E se usassimo la parola “pop” per questo disco storcereste il naso? Non dovreste. Gli Enter Shikari non rinnegano il passato di sperimentatori, non si vendono al miglior offerente e alle classifiche in modo furbo e senz’anima, ma continuano a mescolare le loro carte in modo eterogeneo e colorato, spiazzando e coinvolgendo l’ascoltatore, che resta perennemente sulle montagne russe. Ma attenzione, per chi ancora volesse accostare le parole post-hardcore o metal alla band, beh, forse è venuto il momento di voltare pagina o, quantomeno, andare oltre, un po’ come Rou Reynolds e compari stanno facendo. Questa volta i ritornelli si fanno micidiali e a presa rapida come non mai, mentre il sound a tratti ci rimanda a un folle incrocio tra alcuni pulsioni alla Biffy Clyro e l’art-pop degli Everything Everything, persi in una sala giochi anni ’80 ricca di suoni elettronici incalzanti.

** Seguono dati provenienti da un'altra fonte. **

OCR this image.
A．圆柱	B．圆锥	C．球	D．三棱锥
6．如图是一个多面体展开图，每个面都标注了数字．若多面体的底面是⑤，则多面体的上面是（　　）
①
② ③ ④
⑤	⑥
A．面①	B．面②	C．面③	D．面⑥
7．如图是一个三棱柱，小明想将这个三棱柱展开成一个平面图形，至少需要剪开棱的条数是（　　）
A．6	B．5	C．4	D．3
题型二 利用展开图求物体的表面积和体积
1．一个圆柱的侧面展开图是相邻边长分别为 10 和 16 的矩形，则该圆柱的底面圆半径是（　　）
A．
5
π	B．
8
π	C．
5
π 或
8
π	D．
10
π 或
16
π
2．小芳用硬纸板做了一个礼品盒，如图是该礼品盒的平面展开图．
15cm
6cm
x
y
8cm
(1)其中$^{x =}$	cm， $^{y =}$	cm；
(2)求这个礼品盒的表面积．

Il centro focale è proprio Reynolds, con le sue paure, le sue preoccupazioni e le sue riflessioni su quanto lo circonda, ovvero una realtà tutt’altro che positiva. Partire da sè stessi per un percorso catartico, per una visione diversa che lo aiutasse a cercare nuove chiavi di lettura della realtà e, perchè no, anche possibilità per cambiare qualcosa, perchè se ognuno facesse il suo piccolo pezzo, davver ci sarebbe il cambiamento, personale e politico. Facile a dirsi, difficile a farsi quando l’insonnia e gli attacchi di panico fanno parte della tua quotidianità . Ecco che forse il cambio di rotta nelle sonorità parte anche da questa necessità di Reynolds e non ci sentiamo affatto di colpevolizzare la band, che, come ho detto all’inizio, non perde affatto la bussola, ma si getta a capofitto in suoni esplosivi e coinvolgenti (“Take My Country Back”) così come in una ballata, inaspettata e da pelle d’oca (“Airfield”). In mezzo a tutto questo ci troviamo un dinamismo e una vitalità che non accennano a calare dalll’inizio alla fine, così ecco i coretti travolgenti di “The Sights”, il giro in giostra ipermelodico di “Undercover Agents”, l’Iggy Pop in versione electro-rock alla Soft Cell di “The Revolt of the Atoms” e gli archi barocchi di “An Ode To Lost Jigsaw Pieces”.
Stati d’animo che cambiano, mutano e danno i brividi per la capacità di coinvolgimento totale. Ecco la vera forza del disco quindi, l’empatia che generano i testi di Reynolds che balla sulle rovine del suo e del nostro mondo, prendendoci per mano e sorprendendoci con un gusto “pop”, appunto, che ci porta a sentirti completamente partecipi del tutto anche a livello musicale. Uno sforzo per la band ma anche per noi, che accettiamo con piacere. Complimenti Enter Shikari!